State Rep. John Thompson has agreed to apologize for calling a Republican colleague a racist during a floor debate at the State Capitol last month as part of a deal Friday to dismiss an ethics complaint against him.
Apology from Rep. John Thompson leads to ethics complaint dismissal
State Rep. Eric Lucero filed a complaint after a contentious floor debate.
Rep. Eric Lucero, R-Dayton, submitted the complaint last month, citing a June 19 floor debate in which the St. Paul Democrat interrupted him and twice called him a racist.
The complaint triggered a rare meeting of the House Ethics Committee last week to consider Lucero's allegations against Thompson, who has been embroiled in controversy since a July 4 traffic stop in St. Paul.
Friday's resolution comes a week after the committee first met to discuss the complaint and after it agreed to move its proceedings to this week so Thompson could have an attorney with him.
The agreement to apologize to Lucero when the House reconvenes came after a week of discussion between the two and members of the committee, which is chaired by Rep. Jim Davnie, a Minneapolis Democrat.
"Apologizing isn't always easy and you've done that and I thank you for that," Davnie told Thompson on Friday.
Davnie then addressed Lucero: "There are times when we feel that we have been affronted in some way that accepting apologies is not always easy — and you have done that, so thank you for that."
Thompson is still facing calls from DFL state leaders — including Gov. Tim Walz and House Speaker Melissa Hortman — to resign amid reports of domestic violence allegations between 2003 and 2011.
Thompson told reporters at a news conference outside the State Capitol earlier this week that he would not resign. His wife, meanwhile, defended him against allegations that he struck and choked her in front of children, saying that she refused to let him resign.

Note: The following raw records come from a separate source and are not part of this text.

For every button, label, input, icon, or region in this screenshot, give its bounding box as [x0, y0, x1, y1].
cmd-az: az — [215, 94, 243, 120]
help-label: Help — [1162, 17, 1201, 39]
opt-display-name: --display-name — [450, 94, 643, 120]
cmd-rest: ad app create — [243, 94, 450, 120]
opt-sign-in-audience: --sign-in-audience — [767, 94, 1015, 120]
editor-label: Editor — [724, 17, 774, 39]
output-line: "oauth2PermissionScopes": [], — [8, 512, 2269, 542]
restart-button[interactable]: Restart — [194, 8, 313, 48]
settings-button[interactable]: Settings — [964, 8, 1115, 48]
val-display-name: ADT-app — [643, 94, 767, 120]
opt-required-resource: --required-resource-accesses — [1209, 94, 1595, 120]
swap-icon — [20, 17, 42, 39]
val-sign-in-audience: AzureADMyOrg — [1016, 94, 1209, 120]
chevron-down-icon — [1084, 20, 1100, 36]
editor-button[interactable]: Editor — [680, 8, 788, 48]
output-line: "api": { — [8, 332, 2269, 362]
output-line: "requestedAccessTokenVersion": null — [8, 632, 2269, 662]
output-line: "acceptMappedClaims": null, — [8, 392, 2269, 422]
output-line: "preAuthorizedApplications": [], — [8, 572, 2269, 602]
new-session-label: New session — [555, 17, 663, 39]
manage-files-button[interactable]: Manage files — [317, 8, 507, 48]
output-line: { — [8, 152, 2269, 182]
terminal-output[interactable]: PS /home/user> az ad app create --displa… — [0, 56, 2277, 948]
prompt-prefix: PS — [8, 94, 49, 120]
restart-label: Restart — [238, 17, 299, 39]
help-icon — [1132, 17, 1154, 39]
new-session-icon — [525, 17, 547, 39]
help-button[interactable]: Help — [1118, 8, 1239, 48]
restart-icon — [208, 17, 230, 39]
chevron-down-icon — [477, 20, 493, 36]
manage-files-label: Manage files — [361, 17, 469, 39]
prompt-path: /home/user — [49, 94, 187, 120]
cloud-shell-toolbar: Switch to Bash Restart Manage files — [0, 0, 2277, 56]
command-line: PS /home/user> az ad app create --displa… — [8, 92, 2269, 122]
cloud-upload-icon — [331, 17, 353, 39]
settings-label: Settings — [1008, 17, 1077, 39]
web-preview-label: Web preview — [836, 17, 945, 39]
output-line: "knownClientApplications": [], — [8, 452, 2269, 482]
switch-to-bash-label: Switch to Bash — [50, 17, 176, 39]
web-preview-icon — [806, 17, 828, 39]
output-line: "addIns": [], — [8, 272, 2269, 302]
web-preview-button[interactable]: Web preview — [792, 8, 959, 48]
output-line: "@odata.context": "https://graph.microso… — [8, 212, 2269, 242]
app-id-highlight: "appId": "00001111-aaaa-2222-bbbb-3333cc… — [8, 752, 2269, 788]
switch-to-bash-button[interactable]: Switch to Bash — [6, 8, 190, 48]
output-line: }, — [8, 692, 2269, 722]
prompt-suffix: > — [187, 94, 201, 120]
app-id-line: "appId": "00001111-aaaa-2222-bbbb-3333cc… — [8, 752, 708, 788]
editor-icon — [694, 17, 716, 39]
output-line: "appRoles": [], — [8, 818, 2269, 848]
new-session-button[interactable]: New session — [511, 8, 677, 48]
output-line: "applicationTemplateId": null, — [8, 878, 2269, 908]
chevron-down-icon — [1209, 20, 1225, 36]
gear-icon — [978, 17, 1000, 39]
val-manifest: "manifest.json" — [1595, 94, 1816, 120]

Hortman said Monday that she still believed "it's in the best interest of John Thompson, his family, and the institution for him to resign."
Lucero's complaint has been the only formal ethics complaint filed in the House against Thompson. The Ethics Committee has the power to recommend expulsion or censure of a House member after taking public testimony on a complaint.
"I believe it is important that matters relating to Representative Thompson proceed through the Ethics Committee process and that the House as a whole makes a final decision on any consequences that it deems appropriate," said Hortman, of Brooklyn Park.